Add A/H share-class mapping workflow

Request:
- Add a repeatable mechanism so HK IPO reports detect issuers that already have Mainland A shares.
- Include a third internet/official-exchange cross-check layer beyond structured history and prospectus scans.

Changes:
- Add listed_share_classes schema support for same-issuer A-share mappings and evidence links.
- Add scripts/archive_a_share_mappings.py to scan prospectus extracted text, reject sponsor/portfolio/cornerstone false positives, archive optional official web evidence and A-share/FX quote evidence, and export snapshots on write.
- Surface a_share_* fields in the analysis dataset and single-ticker report output.
- Update hk-ipo analyst/archivist skill rules and scheduled refresh prompt to require the three-layer A/H mapping check.

Verification:
- python3 -m py_compile scripts/archive_a_share_mappings.py scripts/build_analysis_dataset.py scripts/generate_ipo_report.py
- .venv/bin/python scripts/archive_a_share_mappings.py --as-of 2026-06-24T00:00:00Z --tickers 00668,01688,03661,09630 --dry-run
- .venv/bin/python scripts/build_analysis_dataset.py --db /tmp/hk_ipo_ah_dataset_test.sqlite --dataset /tmp/hk_ipo_ah_dataset_test.csv --report /tmp/hk_ipo_ah_model_test.md --as-of 2026-06-24T00:00:00Z
- .venv/bin/python scripts/generate_ipo_report.py 09630 --dataset /tmp/hk_ipo_ah_dataset_test.csv --stdout --as-of 2026-06-24T00:00:00Z
- git diff --check

Next useful context:
- Dry-run detected 00668->300866.SZ, 01688->002600.SZ, 03661->300661.SZ, and 09630->688630.SH.
- A false positive 01688->300476.SZ from a cornerstone investor parent was rejected by the issuer-context filter.
This commit is contained in:
2026-06-24 07:21:21 +00:00
parent d3b67fa473
commit 7cbdd533b0
7 changed files with 710 additions and 0 deletions
+39
View File
@@ -320,6 +320,37 @@ def facts_table(record: dict[str, str], stage: str) -> str:
return "\n".join(lines)
def ah_overlay(record: dict[str, str]) -> str:
if not record.get("a_share_ticker"):
return "- 未识别到同一发行人的 A 股或其他内地上市股本。

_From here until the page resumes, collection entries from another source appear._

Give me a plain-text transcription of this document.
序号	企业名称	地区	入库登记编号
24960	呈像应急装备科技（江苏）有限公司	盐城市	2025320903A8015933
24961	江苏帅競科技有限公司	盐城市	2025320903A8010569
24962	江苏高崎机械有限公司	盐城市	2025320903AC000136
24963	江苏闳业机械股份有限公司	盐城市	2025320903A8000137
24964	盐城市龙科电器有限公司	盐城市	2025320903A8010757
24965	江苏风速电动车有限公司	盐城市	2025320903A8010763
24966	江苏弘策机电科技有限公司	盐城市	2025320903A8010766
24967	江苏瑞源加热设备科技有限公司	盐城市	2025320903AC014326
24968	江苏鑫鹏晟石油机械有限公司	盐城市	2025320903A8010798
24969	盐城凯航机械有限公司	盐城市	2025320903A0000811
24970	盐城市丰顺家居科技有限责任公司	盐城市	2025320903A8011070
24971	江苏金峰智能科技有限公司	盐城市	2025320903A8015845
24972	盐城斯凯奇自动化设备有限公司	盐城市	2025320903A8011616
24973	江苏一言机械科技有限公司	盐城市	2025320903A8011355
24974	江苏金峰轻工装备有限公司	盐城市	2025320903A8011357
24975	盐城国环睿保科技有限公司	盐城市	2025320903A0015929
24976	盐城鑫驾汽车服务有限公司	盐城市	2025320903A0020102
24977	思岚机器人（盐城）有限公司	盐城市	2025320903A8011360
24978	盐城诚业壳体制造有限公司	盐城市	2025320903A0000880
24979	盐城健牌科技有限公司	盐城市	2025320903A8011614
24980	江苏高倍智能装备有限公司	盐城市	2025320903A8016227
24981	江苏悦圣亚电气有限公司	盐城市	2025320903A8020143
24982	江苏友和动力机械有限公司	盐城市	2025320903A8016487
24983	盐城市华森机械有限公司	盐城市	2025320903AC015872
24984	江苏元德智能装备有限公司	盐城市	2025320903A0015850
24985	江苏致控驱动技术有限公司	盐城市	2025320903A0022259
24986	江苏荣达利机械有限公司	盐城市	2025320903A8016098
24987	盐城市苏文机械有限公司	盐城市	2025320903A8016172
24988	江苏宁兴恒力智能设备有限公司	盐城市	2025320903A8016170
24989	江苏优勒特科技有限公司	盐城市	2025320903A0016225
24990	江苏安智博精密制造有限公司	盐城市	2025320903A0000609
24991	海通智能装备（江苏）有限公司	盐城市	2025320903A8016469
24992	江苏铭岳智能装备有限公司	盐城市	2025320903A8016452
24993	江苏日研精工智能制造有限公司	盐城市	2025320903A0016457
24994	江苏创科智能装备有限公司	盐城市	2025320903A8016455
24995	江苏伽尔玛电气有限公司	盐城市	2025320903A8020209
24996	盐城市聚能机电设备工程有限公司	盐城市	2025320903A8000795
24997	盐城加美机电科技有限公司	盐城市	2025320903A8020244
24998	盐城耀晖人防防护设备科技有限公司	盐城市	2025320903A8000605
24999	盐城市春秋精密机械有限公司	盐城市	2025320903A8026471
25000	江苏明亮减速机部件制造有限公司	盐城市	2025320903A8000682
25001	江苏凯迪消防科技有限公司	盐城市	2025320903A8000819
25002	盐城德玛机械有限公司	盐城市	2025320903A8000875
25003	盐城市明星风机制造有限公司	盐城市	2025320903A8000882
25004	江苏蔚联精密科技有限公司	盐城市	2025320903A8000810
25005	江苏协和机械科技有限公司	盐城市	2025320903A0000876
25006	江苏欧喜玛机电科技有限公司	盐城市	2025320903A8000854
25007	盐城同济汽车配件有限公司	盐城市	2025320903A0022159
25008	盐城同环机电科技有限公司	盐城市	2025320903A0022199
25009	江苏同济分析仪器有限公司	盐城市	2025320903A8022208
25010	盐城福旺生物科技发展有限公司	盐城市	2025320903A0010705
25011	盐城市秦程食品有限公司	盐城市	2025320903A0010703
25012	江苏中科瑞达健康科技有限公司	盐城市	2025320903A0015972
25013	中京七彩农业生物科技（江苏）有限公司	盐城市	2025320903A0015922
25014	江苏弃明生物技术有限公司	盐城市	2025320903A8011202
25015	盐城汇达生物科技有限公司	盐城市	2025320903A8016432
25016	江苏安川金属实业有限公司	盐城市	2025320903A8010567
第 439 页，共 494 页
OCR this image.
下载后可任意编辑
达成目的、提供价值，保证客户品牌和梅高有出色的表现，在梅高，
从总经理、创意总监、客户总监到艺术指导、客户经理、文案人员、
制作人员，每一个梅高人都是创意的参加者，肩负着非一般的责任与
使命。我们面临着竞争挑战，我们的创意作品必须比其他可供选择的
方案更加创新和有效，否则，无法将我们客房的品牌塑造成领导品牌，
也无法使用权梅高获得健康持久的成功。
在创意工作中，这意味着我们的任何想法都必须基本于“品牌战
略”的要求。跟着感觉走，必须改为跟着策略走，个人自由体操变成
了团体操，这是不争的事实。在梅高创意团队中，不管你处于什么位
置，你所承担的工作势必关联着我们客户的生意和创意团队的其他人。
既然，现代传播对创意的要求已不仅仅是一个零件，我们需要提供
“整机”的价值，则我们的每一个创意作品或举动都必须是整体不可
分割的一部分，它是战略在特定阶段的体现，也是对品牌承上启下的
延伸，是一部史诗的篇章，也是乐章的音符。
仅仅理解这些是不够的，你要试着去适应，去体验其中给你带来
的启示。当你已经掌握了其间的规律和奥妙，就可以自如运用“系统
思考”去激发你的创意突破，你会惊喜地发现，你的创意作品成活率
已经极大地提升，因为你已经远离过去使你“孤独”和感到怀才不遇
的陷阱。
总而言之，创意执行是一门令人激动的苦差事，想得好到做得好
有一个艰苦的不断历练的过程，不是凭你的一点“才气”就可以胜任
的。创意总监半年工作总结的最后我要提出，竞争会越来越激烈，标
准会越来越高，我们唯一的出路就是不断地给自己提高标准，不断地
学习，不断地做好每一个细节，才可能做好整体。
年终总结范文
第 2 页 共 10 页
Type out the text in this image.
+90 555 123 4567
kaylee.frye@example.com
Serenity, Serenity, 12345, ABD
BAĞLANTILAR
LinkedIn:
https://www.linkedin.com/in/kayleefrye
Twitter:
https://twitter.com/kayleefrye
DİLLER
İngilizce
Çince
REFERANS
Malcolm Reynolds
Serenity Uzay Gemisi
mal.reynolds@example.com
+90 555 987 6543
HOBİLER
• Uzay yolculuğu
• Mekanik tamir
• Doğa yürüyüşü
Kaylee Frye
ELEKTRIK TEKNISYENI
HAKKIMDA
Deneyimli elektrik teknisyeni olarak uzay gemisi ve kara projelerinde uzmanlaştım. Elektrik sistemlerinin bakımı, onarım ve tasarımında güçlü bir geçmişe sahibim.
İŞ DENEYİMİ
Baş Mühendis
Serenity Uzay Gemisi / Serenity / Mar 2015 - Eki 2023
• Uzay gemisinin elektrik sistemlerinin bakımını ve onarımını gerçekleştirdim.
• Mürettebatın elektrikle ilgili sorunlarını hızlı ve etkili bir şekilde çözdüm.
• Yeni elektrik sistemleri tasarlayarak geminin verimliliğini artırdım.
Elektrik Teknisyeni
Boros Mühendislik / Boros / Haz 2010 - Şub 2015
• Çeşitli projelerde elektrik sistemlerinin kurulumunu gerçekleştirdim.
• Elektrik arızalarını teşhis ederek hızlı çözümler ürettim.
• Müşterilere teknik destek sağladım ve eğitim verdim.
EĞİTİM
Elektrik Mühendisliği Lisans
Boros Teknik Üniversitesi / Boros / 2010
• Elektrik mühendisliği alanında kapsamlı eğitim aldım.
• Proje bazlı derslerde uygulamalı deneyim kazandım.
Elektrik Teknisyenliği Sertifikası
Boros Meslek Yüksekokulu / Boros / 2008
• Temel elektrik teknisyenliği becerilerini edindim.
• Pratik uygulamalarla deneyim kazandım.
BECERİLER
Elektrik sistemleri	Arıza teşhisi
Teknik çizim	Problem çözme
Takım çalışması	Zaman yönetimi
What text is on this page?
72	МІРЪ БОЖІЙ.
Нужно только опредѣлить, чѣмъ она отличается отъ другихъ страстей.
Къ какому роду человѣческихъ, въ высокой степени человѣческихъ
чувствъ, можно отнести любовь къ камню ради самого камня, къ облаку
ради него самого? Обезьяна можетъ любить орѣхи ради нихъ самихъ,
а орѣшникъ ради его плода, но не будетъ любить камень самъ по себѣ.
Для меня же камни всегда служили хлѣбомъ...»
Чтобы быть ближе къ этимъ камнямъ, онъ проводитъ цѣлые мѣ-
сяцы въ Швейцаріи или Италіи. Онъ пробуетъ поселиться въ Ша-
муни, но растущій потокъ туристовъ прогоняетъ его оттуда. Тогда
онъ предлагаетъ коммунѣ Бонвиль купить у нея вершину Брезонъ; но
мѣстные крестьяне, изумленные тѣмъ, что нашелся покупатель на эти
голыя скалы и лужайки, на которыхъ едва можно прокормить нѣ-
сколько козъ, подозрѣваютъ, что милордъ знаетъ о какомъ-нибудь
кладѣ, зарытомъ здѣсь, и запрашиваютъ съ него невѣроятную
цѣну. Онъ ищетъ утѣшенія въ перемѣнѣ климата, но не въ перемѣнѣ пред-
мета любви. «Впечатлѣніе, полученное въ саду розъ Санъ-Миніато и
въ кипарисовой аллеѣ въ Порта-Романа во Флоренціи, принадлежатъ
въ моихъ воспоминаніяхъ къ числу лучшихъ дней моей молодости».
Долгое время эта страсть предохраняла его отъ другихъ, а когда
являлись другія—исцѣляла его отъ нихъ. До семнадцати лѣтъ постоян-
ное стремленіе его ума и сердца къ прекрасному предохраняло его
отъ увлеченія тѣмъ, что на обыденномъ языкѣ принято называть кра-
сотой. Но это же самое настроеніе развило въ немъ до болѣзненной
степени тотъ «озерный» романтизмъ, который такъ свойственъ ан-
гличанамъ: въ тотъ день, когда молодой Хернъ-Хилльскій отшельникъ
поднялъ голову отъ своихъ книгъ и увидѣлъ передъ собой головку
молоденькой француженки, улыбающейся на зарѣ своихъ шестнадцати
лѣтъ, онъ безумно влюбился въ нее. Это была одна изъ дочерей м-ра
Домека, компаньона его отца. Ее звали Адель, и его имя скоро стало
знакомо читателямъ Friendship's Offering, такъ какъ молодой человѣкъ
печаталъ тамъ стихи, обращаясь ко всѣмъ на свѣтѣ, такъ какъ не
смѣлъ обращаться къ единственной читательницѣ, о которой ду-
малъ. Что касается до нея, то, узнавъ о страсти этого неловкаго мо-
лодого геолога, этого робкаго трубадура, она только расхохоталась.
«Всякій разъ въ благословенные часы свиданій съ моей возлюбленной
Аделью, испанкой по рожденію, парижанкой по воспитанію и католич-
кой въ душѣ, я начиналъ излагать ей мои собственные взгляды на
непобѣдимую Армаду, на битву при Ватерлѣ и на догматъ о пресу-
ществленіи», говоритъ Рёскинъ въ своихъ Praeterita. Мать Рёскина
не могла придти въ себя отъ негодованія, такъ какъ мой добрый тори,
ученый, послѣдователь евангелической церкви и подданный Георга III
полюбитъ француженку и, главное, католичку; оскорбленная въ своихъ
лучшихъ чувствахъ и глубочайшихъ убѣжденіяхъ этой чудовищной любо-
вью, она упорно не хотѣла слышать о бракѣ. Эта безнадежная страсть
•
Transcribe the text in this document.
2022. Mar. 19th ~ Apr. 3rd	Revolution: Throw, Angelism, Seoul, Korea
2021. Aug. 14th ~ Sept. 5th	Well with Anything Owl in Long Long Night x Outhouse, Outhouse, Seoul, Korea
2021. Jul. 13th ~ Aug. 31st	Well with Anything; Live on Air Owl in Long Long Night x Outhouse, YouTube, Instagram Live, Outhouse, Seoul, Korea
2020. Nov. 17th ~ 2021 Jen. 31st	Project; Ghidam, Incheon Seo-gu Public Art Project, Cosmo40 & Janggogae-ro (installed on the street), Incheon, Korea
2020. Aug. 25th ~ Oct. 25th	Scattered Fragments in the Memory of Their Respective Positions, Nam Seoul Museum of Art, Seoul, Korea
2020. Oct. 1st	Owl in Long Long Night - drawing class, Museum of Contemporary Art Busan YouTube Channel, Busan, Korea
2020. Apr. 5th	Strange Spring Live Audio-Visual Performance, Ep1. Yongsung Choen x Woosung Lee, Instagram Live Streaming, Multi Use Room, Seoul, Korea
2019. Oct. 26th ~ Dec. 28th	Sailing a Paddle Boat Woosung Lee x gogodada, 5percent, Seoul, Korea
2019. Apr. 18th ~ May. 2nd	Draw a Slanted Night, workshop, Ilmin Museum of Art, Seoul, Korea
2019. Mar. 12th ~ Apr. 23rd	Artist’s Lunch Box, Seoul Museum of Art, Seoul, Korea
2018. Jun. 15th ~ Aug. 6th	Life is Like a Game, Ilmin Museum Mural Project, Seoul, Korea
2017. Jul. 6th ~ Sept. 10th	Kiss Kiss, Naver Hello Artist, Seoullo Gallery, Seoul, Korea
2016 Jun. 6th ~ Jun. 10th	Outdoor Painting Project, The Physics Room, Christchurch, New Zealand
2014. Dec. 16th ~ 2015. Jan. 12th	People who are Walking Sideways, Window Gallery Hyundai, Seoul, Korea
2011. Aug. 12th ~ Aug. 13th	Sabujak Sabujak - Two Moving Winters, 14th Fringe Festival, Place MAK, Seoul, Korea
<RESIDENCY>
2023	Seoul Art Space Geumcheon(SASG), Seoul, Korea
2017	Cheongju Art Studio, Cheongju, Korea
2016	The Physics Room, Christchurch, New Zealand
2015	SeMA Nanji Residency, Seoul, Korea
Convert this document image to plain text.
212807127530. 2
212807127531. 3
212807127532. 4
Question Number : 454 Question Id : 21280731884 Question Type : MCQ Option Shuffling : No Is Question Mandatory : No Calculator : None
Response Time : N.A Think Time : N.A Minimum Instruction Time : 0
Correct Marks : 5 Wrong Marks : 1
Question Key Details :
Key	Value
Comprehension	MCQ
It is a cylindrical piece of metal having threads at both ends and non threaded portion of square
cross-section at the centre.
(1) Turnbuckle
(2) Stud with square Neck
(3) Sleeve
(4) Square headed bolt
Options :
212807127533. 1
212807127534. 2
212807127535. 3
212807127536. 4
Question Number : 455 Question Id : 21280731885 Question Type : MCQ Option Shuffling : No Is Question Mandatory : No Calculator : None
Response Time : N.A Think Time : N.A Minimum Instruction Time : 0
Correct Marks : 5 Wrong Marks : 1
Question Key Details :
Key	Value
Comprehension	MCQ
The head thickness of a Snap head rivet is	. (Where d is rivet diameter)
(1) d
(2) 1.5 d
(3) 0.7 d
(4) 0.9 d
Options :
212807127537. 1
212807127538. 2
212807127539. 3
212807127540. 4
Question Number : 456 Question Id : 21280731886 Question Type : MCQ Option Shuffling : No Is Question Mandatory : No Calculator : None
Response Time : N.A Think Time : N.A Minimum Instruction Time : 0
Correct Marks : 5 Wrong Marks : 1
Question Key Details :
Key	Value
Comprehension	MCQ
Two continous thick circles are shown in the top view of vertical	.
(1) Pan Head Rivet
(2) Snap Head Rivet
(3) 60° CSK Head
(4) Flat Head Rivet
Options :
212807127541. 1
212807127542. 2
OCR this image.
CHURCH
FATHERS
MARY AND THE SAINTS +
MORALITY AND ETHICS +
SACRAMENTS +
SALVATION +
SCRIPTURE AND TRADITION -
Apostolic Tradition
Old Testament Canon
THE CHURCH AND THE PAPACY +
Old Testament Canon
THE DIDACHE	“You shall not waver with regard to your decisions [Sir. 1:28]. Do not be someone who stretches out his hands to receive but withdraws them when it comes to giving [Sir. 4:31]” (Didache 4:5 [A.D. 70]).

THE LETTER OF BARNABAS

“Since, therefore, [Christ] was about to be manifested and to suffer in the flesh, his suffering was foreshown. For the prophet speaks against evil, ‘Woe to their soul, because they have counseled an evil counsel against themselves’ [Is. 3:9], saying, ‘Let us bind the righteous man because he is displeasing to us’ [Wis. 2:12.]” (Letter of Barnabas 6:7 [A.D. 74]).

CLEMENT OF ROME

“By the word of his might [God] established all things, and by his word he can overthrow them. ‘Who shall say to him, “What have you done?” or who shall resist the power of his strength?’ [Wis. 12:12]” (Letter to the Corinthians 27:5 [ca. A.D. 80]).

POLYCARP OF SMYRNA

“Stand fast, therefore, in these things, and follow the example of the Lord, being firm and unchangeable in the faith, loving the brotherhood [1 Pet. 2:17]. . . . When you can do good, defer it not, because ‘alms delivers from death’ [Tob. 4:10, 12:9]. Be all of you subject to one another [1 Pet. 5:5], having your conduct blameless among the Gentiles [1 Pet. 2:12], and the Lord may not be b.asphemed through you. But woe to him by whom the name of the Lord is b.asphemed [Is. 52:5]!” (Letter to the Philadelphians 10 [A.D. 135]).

"
prospectus_path = record.get("a_share_prospectus_source_path") or "data_gap"
web_path = record.get("a_share_web_source_path") or "data_gap"
rows = [
("A 股代码", fmt_value(record.get("a_share_ticker"))),
("交易所", fmt_value(record.get("a_share_exchange"))),
("板块", fmt_value(record.get("a_share_board"))),
("关系", fmt_value(record.get("a_share_relationship"))),
("A 股公司名", fmt_value(record.get("a_share_company_name"))),
("A 股上市日", fmt_value(record.get("a_share_listed_date"))),
("识别方法", fmt_value(record.get("a_share_detection_method"))),
("映射置信度", fmt_value(record.get("a_share_mapping_confidence"))),
("招股书证据", f"`{prospectus_path}`" if prospectus_path != "data_gap" else "`data_gap`"),
("互联网交叉验证", f"`{web_path}`" if web_path != "data_gap" else "`data_gap`"),
]
lines = ["| 字段 | 数值 |", "| --- | --- |"]
for label, value in rows:
lines.append(f"| {label} | {value} |")
lines.extend(
[
"",
"- 这是 A/H 或内地上市股本定价场景,不应按纯首次上市 IPO 处理。",
"- A 股价格可作为估值锚,但 A 股和 H 股通常不能互换或直接套利;短线收益仍取决于香港侧认购热度、流动性、供给和 T2/D1 出口。",
]
)
return "\n".join(lines)
def stage_calendar_table(record: dict[str, str]) -> str:
application_start = fmt_value(record["application_start_date"])
application_end = fmt_value(record["application_end_date"])
@@ -372,6 +403,10 @@ def source_paths(record: dict[str, str], stage: str) -> list[str]:
paths.append(record["prospectus_source_path"])
if stage == T1_STAGE and record["allotment_source_path"]:
paths.append(record["allotment_source_path"])
if record.get("a_share_prospectus_source_path"):
paths.append(record["a_share_prospectus_source_path"])
if record.get("a_share_web_source_path"):
paths.append(record["a_share_web_source_path"])
return paths
@@ -455,6 +490,10 @@ def build_report(record: dict[str, str], rows: list[dict[str, str]], stage: str,
"",
facts_table(record, stage),
"",
"## A/H 或内地上市股本检查",
"",
ah_overlay(record),
"",
"## 短线退出模型推断",
"",
f"- D1 正收益概率:{fmt_pct_rate(metric.d1_positive_rate)}",